A Misericórdia do Porto era então um potentado. Tinha no Porto três hospitais (Santo António, Conde de Ferreira e Rodrigues Semide, este último desaparecido porque a tuberculose deixou de ser o que era, o edifício transformado numa qualquer universidade privada), todos nacionalizados, sem indemnização, depois de 1975, colégios vários – de que apenas me lembro do Nossa Senhora da Esperança, dos Surdos-Mudos e dos Órfãos ou Nova Cintra - quase todos dedicados aos mais desafortunados da sorte, uma Igreja do mesmo nome com um riquíssimo acervo museológico, na Rua das Flores, ao lado da sede. Quintas e propriedades Douro acima, entre Douro e Minho e no Minho propriamente dito eram mais que muitas. Tudo isto obrigava a uma gestão intensa, multi-facetada e com muitas deslocações à mistura. Lembro-me de viagens a Barca de Alva, onde ficávamos na pensão da Sra.
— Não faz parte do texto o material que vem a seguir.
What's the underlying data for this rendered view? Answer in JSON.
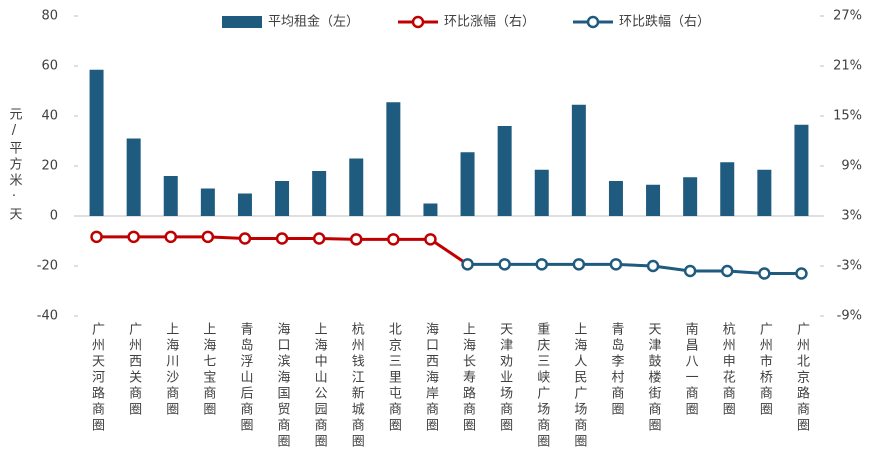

Crescência (a última vez que lá passei, há uns 20 anos, parecia o hotel do filme Psico), saíamos do Porto depois do almoço de Sábado e regressávamos no Domingo à tarde, depois de palmilhados os quinhentos ou seiscentos quilómetros da sinuosa estrada 222, cujas curvas e contra-curvas obrigavam à toma dum vomidrine que me punha a dormir  a viagem toda. Excepto daquela vez em que fui a cantar a música de “Puppett on a string”, corria o ano de 1967, o Eurofestival tinha sido ganho pela Sandie Shaw. Coitados, coitados, dos meus pais, apesar de, então, eu cantar afinadamente, nada do desastre actual, muito admiro e agradeço não me terem largado na beira da estrada...

Em 1954, tinha a Manelinha vinte meses e estando a minha mãe grávida de sete meses do Zé, ausentou-se o meu pai duas ou três semanas para um congresso em França, não sei se o tema eram as Misericórdias ou a gestão hospitalar, sei apenas que a viagem para Paris foi feita de comboio, deve ter durado dois dias para cada lado, e que não havia qualquer facilidade de comunicações pelo que as conversas com a minha mãe devem ter sido muito poucas, com os dois filhos ainda menos, o que levou a Manelinha a chorar de saudades, agarrada a um cachecol que “cheirava a papá”. Confiava-se na sorte e que tudo ia correr bem, o regresso dava-se no dia previsto, apesar de não haver telemóveis nem whattsapps para confirmar os dados do comboio . Há lá em casa velhas fotografias a preto e branco que penso retratam esse congresso, cheio de homens trajados a rigor, muito sérios, pouquíssimas mulheres, espartilhadas no formalismo dos anos cinquenta, rigor e formalidades inimagináveis nos tempos que correm.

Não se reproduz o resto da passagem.